C型肝炎に"特効薬"、沸き上がる期待と不安

治癒率は驚異の96%、第2弾も発売目前

ソバルディ(写真)とハーボニは合わせて31万人に処方されている(写真:Newscom/アフロ)

1日1錠6万1799円――。高額だが効果が高いC型肝炎の特効薬「ソバルディ」が、5月25日に日本で発売された。
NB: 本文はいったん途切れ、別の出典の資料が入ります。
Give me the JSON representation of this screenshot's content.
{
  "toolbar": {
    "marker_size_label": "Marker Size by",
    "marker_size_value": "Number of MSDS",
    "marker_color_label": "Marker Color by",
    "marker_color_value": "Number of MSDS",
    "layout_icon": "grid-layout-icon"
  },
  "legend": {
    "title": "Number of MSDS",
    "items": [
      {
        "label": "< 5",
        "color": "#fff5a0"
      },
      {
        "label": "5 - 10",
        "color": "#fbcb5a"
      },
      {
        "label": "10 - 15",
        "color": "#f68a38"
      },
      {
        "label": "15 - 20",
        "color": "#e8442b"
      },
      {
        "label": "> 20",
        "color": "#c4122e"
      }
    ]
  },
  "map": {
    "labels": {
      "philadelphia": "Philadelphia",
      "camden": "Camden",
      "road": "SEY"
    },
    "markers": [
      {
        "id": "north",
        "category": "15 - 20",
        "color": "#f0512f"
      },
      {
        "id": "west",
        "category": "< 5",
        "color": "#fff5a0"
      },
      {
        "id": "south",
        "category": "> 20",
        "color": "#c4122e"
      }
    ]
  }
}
これに先立つ5月18日には、厚生労働省が肝炎治療戦略会議を開き、ソバルディによる治療を医療費助成の対象とする方針を決めた。患者は月額最大2万円の自己負担で治療を受けられるようになる。

従来の治療法は難点が多かった

C型肝炎ウイルスに感染すると、自覚症状がないまま、約20年で3~4割が肝硬変に至る。さらに進行すると、がんの中でも、特に死亡率が高い肝臓がんを発症する。肝臓がんの9割を占める肝細胞がんは、7割がC型肝炎を原因とするものだ。

国内のウイルス感染者は150万~200万人とされる。20年以上にわたり、主な治療法は患者の免疫力を高める作用を持つ、インターフェロンの注射だった。ただ、この治療法は鬱や発熱、脱毛など副作用がきつく、負担に耐えられない高齢者が多い難点がある。治療期間も半年から1年と長期にわたる。

一方のソバルディは大きな副作用がなく、治療期間も12週間と短い。対象はウイルスの遺伝子型が2a型、2b型のC型肝炎で、感染者の3割が該当する。国内の臨床試験では患者の96%が治癒するという高い効果を示した。